Using fractional GPU with TorchTrainer and Tuner API

Hi, I have a job using the TorchTrainer API, that looks something like this:

trainer = TorchTrainer(...)
tuner = Tuner(trainable=trainer, ...)
tuner.fit()

Everything is working as expected, including training with a single worker on GPU. However, I am using only a single GPU, and the models are relatively small such that several could fit on the same GPU. I’d like to know how to allow the tuner to use fractional GPUs, so that I can run multiple concurrent trials at once.

The docs here seem to suggest wrapping the Trainer with tune.with_resources, but this doesn’t work with a Trainer, because Trainer doesn’t inherit from Trainable.

What’s the correct way to specify fractional GPU usage with the Tuner API and TorchTrainer (or Trainer more generally)?

You can specify resource requirements for a Trainer using a ScalingConfig: Configurations User Guide — Ray 2.1.0

In your case, you’d do:
TorchTrainer(..., scaling_config=ScalingConfig(resources_per_worker={"GPU": 0.5})).

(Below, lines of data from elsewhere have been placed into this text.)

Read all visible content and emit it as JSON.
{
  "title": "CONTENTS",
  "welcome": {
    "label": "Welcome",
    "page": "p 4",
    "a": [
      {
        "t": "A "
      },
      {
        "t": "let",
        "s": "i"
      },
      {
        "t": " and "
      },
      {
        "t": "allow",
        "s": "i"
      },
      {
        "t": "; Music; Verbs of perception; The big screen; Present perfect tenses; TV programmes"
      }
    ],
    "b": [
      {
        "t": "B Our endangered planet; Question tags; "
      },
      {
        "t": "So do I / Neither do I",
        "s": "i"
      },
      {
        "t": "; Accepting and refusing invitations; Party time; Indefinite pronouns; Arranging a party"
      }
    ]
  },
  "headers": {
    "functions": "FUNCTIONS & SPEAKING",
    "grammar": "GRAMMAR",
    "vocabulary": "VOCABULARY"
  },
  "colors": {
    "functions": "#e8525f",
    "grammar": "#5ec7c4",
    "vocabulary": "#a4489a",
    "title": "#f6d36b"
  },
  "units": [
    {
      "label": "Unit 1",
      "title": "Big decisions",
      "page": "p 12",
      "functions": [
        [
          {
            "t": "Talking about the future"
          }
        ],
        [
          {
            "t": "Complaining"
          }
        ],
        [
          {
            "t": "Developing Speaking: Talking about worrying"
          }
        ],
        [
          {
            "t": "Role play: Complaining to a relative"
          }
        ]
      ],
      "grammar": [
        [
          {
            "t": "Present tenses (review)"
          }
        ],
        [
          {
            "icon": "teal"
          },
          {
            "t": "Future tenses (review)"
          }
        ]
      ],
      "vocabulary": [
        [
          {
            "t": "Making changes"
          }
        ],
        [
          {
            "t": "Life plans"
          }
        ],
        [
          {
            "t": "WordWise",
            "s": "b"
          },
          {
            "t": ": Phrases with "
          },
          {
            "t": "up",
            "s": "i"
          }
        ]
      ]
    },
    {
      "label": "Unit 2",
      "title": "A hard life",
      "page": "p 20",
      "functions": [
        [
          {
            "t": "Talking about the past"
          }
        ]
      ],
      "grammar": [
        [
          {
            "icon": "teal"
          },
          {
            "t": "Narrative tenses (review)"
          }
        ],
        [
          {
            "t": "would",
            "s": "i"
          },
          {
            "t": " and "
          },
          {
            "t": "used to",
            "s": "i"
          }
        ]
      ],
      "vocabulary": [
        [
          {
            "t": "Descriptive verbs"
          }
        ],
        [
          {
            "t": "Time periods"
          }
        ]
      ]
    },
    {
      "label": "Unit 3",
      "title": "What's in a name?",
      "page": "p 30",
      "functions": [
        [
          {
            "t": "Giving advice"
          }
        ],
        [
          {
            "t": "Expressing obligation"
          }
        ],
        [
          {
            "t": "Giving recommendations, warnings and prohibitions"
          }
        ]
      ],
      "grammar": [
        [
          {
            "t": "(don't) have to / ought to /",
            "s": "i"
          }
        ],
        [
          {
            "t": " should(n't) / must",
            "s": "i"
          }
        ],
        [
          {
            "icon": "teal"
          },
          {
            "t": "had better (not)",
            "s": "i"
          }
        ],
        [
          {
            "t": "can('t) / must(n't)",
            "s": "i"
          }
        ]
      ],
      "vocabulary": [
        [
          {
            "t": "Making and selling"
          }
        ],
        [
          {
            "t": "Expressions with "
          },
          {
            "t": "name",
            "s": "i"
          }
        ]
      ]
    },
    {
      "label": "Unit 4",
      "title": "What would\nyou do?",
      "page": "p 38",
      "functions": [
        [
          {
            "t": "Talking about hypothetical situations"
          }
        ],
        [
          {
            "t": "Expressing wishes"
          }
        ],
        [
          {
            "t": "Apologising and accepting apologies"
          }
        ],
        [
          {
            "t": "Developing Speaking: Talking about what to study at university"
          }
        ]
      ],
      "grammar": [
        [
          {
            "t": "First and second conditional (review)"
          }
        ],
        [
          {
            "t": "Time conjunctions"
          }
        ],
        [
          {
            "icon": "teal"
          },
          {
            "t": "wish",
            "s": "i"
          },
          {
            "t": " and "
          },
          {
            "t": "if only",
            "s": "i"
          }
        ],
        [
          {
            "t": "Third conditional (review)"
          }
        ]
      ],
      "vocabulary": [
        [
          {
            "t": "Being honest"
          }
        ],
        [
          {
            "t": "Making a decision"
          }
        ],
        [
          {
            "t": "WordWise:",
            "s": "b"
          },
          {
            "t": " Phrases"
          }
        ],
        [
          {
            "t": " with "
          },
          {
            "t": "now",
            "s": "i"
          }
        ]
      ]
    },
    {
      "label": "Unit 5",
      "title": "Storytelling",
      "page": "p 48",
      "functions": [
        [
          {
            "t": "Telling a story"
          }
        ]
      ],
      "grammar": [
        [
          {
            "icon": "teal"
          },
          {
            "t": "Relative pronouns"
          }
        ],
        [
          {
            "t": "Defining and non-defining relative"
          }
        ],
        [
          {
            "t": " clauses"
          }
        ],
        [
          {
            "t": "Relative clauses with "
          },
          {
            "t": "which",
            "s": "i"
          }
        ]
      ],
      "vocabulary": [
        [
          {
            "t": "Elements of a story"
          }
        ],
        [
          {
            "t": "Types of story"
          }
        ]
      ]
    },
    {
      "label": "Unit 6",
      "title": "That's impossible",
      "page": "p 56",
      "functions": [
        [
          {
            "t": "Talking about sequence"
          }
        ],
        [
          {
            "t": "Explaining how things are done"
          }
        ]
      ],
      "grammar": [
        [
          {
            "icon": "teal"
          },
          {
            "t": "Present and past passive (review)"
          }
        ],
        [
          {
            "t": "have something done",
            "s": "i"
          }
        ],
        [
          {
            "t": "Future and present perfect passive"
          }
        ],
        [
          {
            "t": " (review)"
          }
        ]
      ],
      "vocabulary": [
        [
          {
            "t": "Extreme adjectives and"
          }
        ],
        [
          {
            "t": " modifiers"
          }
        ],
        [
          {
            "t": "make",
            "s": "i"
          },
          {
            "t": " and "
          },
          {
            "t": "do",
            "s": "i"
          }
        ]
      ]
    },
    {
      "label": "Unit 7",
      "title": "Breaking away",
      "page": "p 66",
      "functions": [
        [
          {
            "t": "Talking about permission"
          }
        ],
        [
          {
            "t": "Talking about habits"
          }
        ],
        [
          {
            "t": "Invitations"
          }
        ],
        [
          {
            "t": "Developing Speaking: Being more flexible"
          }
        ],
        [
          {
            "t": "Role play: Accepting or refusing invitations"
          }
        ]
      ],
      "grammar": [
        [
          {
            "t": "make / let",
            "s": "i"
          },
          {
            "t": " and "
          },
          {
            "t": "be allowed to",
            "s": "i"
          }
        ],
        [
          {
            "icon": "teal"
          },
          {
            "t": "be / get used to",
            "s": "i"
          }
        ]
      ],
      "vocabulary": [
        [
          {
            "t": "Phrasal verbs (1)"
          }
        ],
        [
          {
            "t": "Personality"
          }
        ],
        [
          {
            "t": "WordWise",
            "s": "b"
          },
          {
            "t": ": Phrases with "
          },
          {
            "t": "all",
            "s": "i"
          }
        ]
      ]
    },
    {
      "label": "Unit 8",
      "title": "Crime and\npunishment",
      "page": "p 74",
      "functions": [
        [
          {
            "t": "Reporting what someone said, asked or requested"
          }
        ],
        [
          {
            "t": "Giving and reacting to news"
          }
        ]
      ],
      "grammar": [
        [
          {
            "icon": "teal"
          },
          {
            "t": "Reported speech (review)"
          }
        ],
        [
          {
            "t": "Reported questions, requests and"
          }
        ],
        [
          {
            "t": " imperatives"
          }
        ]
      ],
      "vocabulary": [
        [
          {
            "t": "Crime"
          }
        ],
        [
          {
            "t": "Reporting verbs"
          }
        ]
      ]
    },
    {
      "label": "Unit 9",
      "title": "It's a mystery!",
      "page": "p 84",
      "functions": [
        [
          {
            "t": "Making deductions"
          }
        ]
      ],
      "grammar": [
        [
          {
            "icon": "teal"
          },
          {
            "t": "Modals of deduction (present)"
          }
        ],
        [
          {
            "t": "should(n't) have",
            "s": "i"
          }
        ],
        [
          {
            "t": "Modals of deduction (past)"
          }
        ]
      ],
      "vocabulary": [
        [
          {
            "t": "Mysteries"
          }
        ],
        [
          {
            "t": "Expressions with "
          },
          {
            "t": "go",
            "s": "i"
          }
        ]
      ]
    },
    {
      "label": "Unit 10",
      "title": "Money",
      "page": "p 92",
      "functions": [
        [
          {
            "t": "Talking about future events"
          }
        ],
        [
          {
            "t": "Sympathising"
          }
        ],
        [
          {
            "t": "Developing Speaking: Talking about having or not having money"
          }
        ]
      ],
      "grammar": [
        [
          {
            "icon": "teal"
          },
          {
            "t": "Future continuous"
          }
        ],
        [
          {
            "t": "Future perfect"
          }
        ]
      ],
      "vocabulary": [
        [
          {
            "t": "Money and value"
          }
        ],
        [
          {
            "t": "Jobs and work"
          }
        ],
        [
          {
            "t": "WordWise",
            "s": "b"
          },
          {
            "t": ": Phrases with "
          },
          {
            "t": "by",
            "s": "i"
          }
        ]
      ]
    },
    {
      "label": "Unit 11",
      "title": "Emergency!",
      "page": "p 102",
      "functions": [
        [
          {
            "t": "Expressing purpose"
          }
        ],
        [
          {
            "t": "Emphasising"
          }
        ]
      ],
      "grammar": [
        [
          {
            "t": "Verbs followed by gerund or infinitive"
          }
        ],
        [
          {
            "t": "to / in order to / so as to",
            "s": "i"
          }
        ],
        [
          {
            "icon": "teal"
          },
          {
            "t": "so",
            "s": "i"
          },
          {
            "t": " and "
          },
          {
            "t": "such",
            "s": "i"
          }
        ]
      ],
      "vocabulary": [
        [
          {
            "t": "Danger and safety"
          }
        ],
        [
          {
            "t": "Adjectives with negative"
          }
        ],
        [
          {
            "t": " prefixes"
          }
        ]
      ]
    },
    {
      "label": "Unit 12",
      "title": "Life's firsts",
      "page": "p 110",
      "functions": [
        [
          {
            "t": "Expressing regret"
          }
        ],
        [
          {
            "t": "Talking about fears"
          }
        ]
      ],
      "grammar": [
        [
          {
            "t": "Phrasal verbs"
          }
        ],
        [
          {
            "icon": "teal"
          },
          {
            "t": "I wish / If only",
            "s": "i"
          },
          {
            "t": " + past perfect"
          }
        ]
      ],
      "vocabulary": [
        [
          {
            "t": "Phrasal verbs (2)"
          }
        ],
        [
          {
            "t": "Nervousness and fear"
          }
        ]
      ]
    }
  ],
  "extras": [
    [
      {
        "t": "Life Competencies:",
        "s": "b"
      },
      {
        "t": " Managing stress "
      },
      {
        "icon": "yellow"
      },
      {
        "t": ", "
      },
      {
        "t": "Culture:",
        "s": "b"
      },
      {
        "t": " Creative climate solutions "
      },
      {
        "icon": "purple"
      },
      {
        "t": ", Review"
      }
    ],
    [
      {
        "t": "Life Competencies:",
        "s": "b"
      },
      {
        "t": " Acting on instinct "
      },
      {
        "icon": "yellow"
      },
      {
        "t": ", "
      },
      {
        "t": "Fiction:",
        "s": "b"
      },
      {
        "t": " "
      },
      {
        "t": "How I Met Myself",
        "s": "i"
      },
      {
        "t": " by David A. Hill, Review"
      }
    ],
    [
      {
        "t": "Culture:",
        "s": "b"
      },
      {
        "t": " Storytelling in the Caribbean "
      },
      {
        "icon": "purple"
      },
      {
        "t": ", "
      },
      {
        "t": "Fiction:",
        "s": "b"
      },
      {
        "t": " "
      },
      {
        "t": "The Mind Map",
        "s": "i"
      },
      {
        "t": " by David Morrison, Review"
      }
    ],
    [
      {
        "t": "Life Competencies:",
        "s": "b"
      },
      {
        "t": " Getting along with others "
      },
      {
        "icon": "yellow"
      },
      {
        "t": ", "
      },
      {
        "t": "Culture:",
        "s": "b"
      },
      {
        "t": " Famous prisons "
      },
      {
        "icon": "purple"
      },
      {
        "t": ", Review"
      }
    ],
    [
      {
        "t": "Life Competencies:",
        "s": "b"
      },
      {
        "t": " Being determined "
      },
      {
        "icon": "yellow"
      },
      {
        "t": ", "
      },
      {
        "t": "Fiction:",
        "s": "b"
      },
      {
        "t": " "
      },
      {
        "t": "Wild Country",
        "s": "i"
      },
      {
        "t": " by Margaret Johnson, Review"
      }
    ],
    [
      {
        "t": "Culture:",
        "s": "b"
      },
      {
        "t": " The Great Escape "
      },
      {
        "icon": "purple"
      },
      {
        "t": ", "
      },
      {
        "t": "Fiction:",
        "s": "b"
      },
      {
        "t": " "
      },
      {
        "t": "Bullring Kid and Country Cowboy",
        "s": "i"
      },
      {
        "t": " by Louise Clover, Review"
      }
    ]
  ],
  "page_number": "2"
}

Just wanted to say: thank you! This worked :slight_smile:

@cupe Hi, did you use ray.train.torch.prepare_model in the TorchTrainer? if not, could the fractional GPUs be used for multiple GPUs ?

Because my code show errors:

2023-08-21 09:01:33,024	ERROR trial_runner.py:993 -- Trial TorchTrainer_32216_00001: Error processing event.
ray.exceptions.RayTaskError(RuntimeError): ray::_Inner.train() (pid=1641548, ip=192.168.1.128, repr=TorchTrainer)
  File "/home/xxx/miniconda3/lib/python3.8/site-packages/ray/tune/trainable/trainable.py", line 355, in train
    raise skipped from exception_cause(skipped)
  File "/home/xxx/miniconda3/lib/python3.8/site-packages/ray/train/_internal/utils.py", line 54, in check_for_failure
    ray.get(object_ref)
ray.exceptions.RayTaskError(RuntimeError): ray::RayTrainWorker._RayTrainWorker__execute() (pid=1641581, ip=192.168.1.128, repr=<ray.train._internal.worker_group.RayTrainWorker object at 0x7f5cc4b4ee20>)
  File "/home/xxx/miniconda3/lib/python3.8/site-packages/ray/train/_internal/worker_group.py", line 31, in __execute
    raise skipped from exception_cause(skipped)
  File "/home/xxx/miniconda3/lib/python3.8/site-packages/ray/train/_internal/utils.py", line 129, in discard_return_wrapper
    train_func(*args, **kwargs)
  File "multipathpp_train.py", line 442, in train_func_per_worker
    model = train.torch.prepare_model(model,parallel_strategy_kwargs={"find_unused_parameters":True})
  File "/home/xxx/miniconda3/lib/python3.8/site-packages/ray/train/torch/train_loop_utils.py", line 120, in prepare_model
    return get_accelerator(_TorchAccelerator).prepare_model(
  File "/home/xxx/miniconda3/lib/python3.8/site-packages/ray/train/torch/train_loop_utils.py", line 365, in prepare_model
    model = DataParallel(model, **parallel_strategy_kwargs)
  File "/home/xxx/miniconda3/lib/python3.8/site-packages/torch/nn/parallel/distributed.py", line 578, in __init__
    dist._verify_model_across_ranks(self.process_group, parameters)
RuntimeError: NCCL error in: ../torch/csrc/distributed/c10d/ProcessGroupNCCL.cpp:957, invalid usage, NCCL version 21.0.3
ncclInvalidUsage: This usually reflects invalid usage of NCCL library (such as too many async ops, too many collectives at once, mixing streams in a group, etc).
Result for TorchTrainer_32216_00001:
  date: 2023-08-21_09-01-20
  experiment_id: 010ad717f5004de69f94685a292af065
  hostname: xxx
  node_ip: 192.168.1.128
  pid: 1641548
  timestamp: 1692579680
  trial_id: '32216_00001'